Thursday, December 20, 2012

Finding Our Value

I feel so much better about myself when I feel useful, when I can point to tangible, concrete things in my day and say, “I accomplished that.” Whether its going into work, filling the car with gas, or changing a light bulb, I feel better about myself when I get things done. It’s good to get things done, but without immediate and definite results for my actions I start to feel miserable. I get this sort of “wasted day” feeling, and I feel like I have to go through my day and find the stuff I did to prove that I was somehow productive or useful that day. I’m not really sure who I’m trying to prove it to. Am I trying to prove it to myself, to other people, to God? I don’t want to feel like a useless human being, and I don’t want other people to see me that way, and I want to be able to justify my existence before God and say, “Here’s why I’m a good person. Look at all this stuff I’ve gotten done.” I want to be valuable.

Erin and I are having a hard time with this desire to feel valuable at the moment. We’ve left our jobs, our involvements, and many of the things that gave us value in order to raise support full-time until we get to France. At first leaving everything felt freeing, “won’t it be great to make our own schedules,” we said to each other. But it was amazing how quickly the freedom to make our own schedules became the guilt of not being able to tally up our accomplishments. Where’s our value when we can’t quantify and evaluate what we are doing? It’s a struggle, a daily struggle.

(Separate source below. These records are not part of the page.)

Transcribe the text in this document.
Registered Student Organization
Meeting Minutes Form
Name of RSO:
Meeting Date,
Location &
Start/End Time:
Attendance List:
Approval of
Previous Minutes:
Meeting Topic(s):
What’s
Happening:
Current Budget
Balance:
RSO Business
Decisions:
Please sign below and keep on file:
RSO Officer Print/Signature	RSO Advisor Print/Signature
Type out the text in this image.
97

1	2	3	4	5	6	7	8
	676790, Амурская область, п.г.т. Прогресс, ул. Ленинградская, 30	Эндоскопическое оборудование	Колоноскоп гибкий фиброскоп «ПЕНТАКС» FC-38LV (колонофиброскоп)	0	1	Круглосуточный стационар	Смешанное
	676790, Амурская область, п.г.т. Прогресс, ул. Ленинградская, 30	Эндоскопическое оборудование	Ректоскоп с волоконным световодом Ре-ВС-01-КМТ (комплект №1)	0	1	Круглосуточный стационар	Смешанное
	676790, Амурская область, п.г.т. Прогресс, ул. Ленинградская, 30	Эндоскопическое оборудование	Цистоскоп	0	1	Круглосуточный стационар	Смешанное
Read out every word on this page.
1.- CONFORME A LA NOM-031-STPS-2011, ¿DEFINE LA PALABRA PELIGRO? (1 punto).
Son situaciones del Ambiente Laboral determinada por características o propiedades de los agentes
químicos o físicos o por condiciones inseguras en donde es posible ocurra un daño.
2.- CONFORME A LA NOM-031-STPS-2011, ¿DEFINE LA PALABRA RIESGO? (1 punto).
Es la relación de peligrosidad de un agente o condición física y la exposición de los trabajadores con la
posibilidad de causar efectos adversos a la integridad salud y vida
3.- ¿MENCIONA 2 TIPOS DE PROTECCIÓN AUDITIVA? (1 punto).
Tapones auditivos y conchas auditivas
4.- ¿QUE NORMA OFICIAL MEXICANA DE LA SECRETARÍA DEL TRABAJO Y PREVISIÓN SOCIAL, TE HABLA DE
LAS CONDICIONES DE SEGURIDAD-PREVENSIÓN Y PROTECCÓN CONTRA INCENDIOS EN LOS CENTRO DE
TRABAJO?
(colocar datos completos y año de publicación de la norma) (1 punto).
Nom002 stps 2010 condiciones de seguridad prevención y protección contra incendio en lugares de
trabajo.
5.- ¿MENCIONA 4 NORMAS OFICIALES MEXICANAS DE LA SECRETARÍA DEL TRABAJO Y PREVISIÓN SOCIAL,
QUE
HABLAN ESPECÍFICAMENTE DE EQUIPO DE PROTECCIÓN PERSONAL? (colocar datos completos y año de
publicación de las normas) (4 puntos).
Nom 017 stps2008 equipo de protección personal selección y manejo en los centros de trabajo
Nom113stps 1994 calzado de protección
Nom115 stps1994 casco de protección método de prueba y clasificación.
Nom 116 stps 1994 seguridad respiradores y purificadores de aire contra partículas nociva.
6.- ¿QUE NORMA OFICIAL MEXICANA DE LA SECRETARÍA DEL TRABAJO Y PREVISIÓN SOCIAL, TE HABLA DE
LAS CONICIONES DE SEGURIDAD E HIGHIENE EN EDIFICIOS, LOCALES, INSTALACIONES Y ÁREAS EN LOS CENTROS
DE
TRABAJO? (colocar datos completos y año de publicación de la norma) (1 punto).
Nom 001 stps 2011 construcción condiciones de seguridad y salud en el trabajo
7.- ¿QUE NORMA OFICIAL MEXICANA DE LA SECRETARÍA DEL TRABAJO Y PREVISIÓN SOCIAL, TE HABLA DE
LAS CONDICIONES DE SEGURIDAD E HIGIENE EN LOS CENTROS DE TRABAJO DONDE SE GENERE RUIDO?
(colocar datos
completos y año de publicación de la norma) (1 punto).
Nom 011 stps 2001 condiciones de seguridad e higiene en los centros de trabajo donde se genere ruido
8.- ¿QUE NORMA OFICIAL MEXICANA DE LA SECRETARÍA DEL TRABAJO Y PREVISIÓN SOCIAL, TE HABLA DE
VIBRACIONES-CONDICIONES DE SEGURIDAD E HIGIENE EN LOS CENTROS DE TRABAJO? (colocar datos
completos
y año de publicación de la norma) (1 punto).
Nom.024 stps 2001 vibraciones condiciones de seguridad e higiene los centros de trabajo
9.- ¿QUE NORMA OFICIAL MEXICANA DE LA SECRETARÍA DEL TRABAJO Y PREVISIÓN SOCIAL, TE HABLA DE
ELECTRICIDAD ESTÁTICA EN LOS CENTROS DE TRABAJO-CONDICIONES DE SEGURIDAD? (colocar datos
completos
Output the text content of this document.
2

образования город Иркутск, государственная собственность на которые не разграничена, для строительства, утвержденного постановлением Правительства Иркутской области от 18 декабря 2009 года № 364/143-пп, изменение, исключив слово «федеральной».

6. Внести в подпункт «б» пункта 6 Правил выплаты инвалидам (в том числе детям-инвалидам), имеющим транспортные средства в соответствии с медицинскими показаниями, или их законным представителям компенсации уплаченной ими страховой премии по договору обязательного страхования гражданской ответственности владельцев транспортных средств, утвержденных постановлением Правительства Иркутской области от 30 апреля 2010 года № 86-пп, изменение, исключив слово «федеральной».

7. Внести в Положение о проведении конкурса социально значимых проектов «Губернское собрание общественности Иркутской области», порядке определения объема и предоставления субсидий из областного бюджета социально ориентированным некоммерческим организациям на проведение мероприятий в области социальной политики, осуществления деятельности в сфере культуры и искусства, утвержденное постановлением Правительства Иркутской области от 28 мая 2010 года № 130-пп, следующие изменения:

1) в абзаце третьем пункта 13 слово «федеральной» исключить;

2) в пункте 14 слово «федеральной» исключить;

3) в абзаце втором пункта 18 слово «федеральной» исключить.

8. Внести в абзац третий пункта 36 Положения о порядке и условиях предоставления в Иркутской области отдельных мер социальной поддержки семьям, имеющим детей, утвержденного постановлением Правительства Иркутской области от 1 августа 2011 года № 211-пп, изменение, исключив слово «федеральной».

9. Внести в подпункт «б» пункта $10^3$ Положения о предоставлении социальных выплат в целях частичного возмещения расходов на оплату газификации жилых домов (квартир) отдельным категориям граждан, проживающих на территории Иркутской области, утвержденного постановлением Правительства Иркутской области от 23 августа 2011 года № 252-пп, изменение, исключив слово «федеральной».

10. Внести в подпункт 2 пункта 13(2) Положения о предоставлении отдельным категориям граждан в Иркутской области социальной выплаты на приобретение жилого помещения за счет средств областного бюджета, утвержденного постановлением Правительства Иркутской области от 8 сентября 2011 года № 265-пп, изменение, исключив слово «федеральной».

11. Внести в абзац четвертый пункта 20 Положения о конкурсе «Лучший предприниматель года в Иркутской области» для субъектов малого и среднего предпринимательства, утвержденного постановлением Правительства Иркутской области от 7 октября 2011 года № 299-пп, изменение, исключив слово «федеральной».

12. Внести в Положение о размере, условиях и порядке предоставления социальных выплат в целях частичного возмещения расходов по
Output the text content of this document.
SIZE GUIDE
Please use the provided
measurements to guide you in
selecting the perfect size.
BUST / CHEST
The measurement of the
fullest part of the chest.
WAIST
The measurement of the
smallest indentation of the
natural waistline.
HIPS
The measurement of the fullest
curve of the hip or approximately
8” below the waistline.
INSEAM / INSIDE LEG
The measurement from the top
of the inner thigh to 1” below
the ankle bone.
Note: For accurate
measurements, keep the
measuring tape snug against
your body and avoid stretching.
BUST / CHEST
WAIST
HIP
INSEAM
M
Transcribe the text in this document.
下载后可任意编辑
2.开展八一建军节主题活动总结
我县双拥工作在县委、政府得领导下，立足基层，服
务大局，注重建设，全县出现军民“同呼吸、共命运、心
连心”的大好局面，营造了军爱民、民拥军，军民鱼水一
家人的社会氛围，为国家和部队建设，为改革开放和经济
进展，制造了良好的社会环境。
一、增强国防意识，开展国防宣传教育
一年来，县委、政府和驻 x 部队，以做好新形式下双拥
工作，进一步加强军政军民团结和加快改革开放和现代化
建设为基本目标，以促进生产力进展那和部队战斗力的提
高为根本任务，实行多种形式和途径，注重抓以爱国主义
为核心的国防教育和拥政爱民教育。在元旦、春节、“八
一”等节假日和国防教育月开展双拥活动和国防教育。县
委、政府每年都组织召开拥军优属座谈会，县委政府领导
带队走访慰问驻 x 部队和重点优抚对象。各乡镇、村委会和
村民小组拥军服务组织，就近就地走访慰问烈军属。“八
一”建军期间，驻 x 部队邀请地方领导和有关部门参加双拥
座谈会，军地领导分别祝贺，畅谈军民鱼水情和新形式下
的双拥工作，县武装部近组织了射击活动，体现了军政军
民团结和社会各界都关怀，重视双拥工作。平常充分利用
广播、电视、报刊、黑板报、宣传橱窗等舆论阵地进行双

But this is where the Gospel becomes Good News to me. 1 Timothy 1:9 says, 

“God has saved us and called us to a holy life—not because of anything we have done but because of his own purpose and grace. This grace was given us in Christ Jesus before the beginning of time….” 

I want to create my own value, but the Gospel says God gives me value. While I’m trying to defend my value before God, He is trying to show me my value to Him. The value I have is the value He gives, not the value I think I can earn. We are worth the infinite value of His Son, because that is the price He has chosen to pay for us. No matter how useful I feel or how many accomplishments I can tally, the final say on what I’m worth comes from God, and the Gospel says it’s more than I could ever fathom.